Up from the Ashes

A Young Woman’s Entrepreneurial Journey

November 27, 2022

Freba Andeshmand is a young and ambitious entrepreneur in her shop

photos by Asadullah Azami

Freba Andeshmand is a young and ambitious entrepreneur living in a remote valley in the province of Bamyan in central Afghanistan. She runs a joint venture enterprise called Rawzana – Saadat Livestock & Dairy Processing. The main focus of her business is collecting fresh yoghurt from rural farmers for processing it into dried qoruth, an Afghan delicacy, and then selling the value-added product onto the market.

Freba is also one of the beneficiaries of ABADEI, UNDP’s unique area-based development program, which supports small and medium-sized businesses, particularly women-run.

Freba comes from a modest background. She remembers with deep emotion how she began her journey to entrepreneurship with a simple gift from her father of just 500 AFN (around $5) to help her to study. During her studies at Bamyan University, she got a part-time marketing job with a local logistics company and worked there for two years.  

Analyzing the market situation through her work experience gave her confidence in her abilities. “If they can do it, I can do it too,” she thought.  That is when she decided to establish her dairy company. She started the business with 100,000 AFN (about US$ 1,100) savings from her marketing job. 

Freba is a powerful person: running a business as a woman in the male-dominated Afghan society is far from easy, let alone in a rugged rural setting. But since August 2021, things have become even more difficult, as the de facto authority has clamped down on women’s freedom to work, and the entire economy has collapsed. That is when her business began to struggle. So Freba was delighted to have been chosen for UNDP’s Women-Led Enterprises (WLE) support, part of the ABADEI programme, delivered by the international NGO BRAC.

As a beneficiary, Freba has received training, business advice, and a cash grant to help develop her business.
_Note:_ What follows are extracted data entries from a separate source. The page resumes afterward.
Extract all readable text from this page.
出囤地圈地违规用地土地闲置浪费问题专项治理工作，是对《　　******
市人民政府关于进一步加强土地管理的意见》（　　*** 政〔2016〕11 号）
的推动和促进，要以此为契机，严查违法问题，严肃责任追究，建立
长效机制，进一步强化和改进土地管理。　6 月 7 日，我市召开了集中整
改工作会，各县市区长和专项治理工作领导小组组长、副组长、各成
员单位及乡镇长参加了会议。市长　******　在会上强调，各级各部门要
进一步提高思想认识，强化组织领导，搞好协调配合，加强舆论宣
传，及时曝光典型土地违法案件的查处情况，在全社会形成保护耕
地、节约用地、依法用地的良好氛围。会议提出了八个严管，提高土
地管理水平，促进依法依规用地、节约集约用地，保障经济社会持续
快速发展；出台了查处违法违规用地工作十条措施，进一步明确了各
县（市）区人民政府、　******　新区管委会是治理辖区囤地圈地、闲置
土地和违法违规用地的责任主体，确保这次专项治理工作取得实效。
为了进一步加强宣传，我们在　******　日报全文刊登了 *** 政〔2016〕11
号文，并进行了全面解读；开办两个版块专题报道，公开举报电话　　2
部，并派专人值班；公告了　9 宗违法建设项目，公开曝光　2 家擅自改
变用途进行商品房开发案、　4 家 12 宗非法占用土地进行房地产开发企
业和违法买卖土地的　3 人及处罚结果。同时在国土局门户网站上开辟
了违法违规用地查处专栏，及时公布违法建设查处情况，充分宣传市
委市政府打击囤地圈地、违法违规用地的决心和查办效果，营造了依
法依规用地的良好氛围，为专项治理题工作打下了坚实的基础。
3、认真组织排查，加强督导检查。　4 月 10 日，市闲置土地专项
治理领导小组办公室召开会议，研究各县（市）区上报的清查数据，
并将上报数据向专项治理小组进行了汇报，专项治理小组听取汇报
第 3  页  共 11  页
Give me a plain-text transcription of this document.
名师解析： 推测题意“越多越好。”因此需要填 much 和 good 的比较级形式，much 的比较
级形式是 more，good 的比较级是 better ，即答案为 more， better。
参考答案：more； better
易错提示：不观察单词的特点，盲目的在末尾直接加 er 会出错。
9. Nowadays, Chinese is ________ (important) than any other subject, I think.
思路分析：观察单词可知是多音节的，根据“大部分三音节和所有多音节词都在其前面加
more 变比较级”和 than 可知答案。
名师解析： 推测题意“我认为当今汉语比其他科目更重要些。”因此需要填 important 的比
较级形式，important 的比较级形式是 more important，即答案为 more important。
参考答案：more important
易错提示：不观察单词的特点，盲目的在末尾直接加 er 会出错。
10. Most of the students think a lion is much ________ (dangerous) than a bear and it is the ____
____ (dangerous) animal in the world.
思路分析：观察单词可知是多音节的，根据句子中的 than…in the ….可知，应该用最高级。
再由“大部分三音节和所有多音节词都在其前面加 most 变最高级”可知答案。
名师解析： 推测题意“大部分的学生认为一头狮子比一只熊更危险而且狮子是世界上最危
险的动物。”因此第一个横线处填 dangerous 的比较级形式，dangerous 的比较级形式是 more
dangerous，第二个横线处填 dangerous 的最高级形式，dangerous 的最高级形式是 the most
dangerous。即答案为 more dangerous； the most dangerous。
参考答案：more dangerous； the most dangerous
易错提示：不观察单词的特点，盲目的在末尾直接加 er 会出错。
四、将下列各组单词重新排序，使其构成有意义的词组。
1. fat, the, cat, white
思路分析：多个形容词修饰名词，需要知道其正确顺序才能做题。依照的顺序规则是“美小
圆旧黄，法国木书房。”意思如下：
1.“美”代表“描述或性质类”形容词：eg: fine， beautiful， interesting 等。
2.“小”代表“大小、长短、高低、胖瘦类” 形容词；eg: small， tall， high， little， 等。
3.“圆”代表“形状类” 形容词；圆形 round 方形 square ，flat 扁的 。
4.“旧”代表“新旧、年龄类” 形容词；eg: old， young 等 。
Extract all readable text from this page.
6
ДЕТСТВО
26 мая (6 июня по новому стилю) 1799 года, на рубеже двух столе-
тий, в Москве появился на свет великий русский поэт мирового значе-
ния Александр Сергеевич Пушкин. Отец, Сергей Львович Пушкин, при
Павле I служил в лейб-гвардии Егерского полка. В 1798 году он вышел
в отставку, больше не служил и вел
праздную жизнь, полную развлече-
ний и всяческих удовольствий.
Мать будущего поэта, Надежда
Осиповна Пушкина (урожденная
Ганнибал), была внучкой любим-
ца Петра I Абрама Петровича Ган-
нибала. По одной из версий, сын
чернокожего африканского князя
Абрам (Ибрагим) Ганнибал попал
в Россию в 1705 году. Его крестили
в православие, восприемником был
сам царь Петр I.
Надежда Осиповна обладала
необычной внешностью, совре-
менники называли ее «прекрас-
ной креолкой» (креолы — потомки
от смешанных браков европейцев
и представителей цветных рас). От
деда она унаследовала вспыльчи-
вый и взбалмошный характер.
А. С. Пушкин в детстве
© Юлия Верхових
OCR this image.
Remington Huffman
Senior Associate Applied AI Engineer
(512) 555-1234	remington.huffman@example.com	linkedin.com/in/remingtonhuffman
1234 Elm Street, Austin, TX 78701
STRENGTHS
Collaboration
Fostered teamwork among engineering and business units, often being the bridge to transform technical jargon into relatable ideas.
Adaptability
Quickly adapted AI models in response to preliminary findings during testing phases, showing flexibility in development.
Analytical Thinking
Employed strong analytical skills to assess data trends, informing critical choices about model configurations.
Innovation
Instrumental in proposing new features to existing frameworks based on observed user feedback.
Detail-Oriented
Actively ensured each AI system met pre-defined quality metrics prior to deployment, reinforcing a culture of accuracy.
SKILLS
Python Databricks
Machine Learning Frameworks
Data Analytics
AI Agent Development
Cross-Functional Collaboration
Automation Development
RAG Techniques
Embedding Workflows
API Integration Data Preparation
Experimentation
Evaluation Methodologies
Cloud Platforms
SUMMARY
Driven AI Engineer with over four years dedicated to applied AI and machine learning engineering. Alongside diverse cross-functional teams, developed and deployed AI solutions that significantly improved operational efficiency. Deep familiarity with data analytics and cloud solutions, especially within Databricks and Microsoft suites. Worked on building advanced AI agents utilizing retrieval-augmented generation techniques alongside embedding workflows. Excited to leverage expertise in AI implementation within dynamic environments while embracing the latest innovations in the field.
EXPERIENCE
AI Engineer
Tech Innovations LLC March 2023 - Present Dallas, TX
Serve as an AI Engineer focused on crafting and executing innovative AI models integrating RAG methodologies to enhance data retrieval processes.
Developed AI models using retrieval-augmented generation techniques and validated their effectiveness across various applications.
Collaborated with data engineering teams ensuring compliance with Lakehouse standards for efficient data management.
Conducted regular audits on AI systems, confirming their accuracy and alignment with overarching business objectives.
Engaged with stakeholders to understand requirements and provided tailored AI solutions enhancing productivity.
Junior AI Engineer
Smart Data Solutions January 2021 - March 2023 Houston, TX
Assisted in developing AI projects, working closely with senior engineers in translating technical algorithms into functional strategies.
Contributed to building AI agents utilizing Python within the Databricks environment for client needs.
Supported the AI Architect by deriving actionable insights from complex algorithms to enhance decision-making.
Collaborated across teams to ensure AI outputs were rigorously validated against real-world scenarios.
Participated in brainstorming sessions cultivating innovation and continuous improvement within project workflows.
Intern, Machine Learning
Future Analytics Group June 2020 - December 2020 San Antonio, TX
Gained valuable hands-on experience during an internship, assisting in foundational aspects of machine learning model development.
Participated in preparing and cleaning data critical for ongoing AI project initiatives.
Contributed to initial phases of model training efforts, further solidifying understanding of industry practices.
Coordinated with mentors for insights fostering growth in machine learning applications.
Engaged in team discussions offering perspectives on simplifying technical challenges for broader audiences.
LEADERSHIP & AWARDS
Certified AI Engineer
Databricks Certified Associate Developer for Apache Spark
According to Freba, the courage, skills, and knowledge gained on the programme has been pivotal for her. “This has been a life-changing experience,” says Freba, “A rise-up-from-the-ashes moment. It has given me new aspirations and a distinctive vision for building my business.”

Embracing her challenging role as a self-starting businesswoman, Freba is determined to be a role model for the next generation of women business leaders. Within the coming year, she hopes to create more jobs in her dairy processing enterprise so she can employ other women and empower them to succeed. Her goal in the next few years is to grow her brand and hopefully have many branches throughout the country. She has already reached out to students across Afghanistan to create a marketing network. From humble beginnings, Freba has shown that Afghan women have the talent and will to succeed, even in adversity.

This project was realized through a generous donation from the Government of Japan, a long-term partner to UNDP Afghanistan that continued through the COVID-19 pandemic and the sudden changes in August 2021.

UNDP Afghanistan and The Government of Japan share the vision of the centrality of Human Security and the Humanitarian-Development-Peace Nexus approach in responding to, and recovering from, both the humanitarian and development crisis in Afghanistan.